The idea was developed by Dr. Sara J. Czaja, Director of the Center on Aging and Behavioral Research at Weill Cornell Medicine and Professor Emeritus at the University of Miami, and Dr. Philip D. Harvey, Leonard M. Miller Professor of Psychiatry and Director of the Division of Psychology and the Brain Fitness Pavilion, renowned researchers whose focus is on functional skills assessment and training within the areas of aging, MCI, dementia, serious mental illness, and traumatic brain injury.
The program bridges the “real world functioning skills” gap between daily life,
functional skills and technology and can help people regain their prior functional skills or assist them with the acquisition of new functional skills such as those needed to manage emerging and existing technologies. This takes place through a proprietary, unique and evidence-based functional skills assessment and training software platform that can be delivered on both PC and Mac, platforms with a tablet web-based version ready by the end of the year. The solution allows for restored independence, improved ability to learn new skills and higher quality of life for people and increased productivity/reach as well as a reduction of costs for clinicians and caregivers.
“Our goal is to help ensure that older adults are able to successfully negotiate our increasingly digitized world,” said Dr. Czaja.
The mission of iFunction is to restore or improve the capacity of individuals to do everyday tasks and enhance the quality of life for older adults as well as for people suffering from Mild Cognitive Impairment (MCI), Serious Mental Illness (SMI) and Traumatic Brain Injury (TBI).
Dr. Czaja and Dr. Harvey are leading US researchers within cognition and functioning in aging and technology and neuropsychiatric conditions respectively. Peter Kallestrup comes with 20+ years of top leadership experience and results within the US and international healthcare markets.
Tailored for usage by individuals, researchers, and clinicians, iFunction is designed to help meet the unique challenges each of these groups faces. iFunction software currently can be used to learn several critical functional skills, including ATM and internet banking, ticket purchase, prescription refill with both the telephone and the internet, daily medication management, and internet shopping. These training programs have already helped both healthy older people and those with MCI make substantial gains with treatment. Pairing iFunction skills training with computerized cognitive training leads to even more rapid gains, as the researchers have confirmed in a peer reviewed paper published in the Journal of Visualized Experiments.

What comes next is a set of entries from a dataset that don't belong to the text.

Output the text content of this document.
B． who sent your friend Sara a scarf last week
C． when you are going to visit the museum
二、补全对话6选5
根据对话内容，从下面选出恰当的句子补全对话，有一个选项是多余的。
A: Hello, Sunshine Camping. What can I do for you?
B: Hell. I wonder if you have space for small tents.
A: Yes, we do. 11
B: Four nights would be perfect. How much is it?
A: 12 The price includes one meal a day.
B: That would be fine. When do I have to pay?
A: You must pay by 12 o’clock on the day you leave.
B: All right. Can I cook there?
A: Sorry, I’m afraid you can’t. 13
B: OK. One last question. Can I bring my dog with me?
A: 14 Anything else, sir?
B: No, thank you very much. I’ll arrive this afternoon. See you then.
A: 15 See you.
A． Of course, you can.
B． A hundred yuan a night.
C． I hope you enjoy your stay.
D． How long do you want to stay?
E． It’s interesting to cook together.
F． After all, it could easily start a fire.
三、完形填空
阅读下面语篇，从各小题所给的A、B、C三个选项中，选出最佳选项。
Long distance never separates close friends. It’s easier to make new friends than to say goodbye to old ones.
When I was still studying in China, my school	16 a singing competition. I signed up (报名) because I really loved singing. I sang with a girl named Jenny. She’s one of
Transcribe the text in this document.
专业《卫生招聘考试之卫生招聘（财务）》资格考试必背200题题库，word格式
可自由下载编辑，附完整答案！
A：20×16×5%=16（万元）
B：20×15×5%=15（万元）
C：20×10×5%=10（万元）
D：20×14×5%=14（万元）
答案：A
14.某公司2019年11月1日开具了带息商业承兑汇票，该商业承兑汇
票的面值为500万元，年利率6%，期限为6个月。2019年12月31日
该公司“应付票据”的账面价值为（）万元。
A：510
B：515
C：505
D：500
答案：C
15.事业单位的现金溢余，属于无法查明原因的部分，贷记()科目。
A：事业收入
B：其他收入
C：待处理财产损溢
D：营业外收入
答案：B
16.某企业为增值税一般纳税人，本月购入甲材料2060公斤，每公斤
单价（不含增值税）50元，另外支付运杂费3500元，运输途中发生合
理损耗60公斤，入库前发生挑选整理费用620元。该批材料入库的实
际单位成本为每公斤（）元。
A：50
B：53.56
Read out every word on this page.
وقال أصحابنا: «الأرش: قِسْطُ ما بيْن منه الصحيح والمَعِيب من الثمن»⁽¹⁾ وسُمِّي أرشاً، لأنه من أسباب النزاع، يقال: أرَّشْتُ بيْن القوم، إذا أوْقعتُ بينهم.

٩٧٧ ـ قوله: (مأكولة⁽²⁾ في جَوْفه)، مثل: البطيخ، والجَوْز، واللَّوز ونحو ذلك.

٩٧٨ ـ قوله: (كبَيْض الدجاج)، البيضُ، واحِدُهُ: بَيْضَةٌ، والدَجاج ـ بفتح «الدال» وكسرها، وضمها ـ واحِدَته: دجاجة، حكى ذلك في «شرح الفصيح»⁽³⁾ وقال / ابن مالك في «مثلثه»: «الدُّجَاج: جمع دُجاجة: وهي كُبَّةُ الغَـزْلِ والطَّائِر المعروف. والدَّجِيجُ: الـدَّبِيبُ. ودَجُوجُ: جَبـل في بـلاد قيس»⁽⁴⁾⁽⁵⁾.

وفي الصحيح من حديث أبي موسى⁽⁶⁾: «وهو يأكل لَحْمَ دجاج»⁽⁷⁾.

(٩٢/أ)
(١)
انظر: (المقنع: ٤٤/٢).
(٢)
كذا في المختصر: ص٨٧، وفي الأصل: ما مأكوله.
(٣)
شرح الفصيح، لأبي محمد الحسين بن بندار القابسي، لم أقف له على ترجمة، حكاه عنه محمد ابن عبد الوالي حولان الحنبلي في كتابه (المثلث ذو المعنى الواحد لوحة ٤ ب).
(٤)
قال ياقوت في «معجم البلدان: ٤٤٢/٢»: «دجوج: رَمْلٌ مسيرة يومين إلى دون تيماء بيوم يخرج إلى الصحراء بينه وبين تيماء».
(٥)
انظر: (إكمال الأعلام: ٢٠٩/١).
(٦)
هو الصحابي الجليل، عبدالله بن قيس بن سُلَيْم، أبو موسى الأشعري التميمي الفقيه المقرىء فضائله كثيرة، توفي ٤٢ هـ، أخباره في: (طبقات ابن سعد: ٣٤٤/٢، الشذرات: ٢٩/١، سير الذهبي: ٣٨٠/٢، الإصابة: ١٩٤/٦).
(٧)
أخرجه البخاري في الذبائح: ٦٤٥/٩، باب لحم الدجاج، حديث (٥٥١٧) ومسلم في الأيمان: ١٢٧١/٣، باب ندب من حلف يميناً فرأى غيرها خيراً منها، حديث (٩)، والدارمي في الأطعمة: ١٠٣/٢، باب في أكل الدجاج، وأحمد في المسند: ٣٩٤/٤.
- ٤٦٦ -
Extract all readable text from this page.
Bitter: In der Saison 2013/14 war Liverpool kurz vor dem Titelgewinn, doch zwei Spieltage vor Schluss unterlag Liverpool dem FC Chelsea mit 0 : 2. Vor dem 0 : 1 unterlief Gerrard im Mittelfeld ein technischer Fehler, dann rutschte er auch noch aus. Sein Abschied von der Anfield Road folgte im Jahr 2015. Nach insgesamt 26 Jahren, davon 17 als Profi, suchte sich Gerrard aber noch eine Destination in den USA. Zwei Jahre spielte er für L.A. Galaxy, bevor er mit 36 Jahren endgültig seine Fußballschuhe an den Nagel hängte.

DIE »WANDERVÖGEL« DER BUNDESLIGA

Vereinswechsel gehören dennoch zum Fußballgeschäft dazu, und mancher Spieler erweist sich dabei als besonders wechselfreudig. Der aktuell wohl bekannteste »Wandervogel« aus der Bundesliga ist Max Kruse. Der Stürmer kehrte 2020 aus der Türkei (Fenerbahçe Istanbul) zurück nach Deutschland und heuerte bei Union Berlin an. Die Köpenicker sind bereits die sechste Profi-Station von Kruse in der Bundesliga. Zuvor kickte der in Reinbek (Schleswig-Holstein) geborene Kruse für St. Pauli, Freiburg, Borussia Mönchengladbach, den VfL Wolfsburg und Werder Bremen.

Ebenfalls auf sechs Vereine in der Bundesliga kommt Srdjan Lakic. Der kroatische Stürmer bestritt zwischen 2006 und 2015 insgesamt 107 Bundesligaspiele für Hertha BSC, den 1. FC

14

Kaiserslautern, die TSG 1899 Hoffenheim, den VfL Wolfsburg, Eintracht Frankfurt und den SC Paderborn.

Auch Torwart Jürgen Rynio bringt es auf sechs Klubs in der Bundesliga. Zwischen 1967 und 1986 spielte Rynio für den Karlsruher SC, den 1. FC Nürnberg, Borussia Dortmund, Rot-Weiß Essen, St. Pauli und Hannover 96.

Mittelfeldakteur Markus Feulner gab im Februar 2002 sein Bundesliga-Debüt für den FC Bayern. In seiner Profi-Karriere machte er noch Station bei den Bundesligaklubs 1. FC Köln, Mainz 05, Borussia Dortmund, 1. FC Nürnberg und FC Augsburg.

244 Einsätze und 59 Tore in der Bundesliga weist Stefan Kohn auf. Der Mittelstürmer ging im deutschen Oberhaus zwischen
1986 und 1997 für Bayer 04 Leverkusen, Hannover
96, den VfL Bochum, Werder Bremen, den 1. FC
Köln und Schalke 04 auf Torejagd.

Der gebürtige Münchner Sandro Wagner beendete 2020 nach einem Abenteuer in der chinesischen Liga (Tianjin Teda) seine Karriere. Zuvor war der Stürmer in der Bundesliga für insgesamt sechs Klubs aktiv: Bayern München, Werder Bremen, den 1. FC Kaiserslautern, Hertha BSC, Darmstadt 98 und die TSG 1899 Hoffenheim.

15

These astonishing statistics translate to tremendous costs: an estimated $130 billion in direct mental health expenditures and over $100 billion for traumatic brain injury and stroke—not to mention around 10 million family members providing unpaid care to a loved one with a cognitive impairment. Older adults spent $1.9 billion of their own money last year to treat themselves, with many of these treatments not having any proof that they are beneficial.
In 2018, Sandra Wisham, 76, of Coral Gables, FL, began attending the brain-fitness course at her retirement center, offered by Dr. Harvey’s Brain Fitness Pavilion. She spent an hour or two a week working through the iFunction computer exercises, watching her performance improve every time. Wisham says her two months of brain training “made her feel great.” Ticking off the tasks in her cognitive-training program gave her a boost in confidence and made her feel more capable. It also got her out of her apartment and helped her to meet new people.
“I’d definitely do it again,” she says.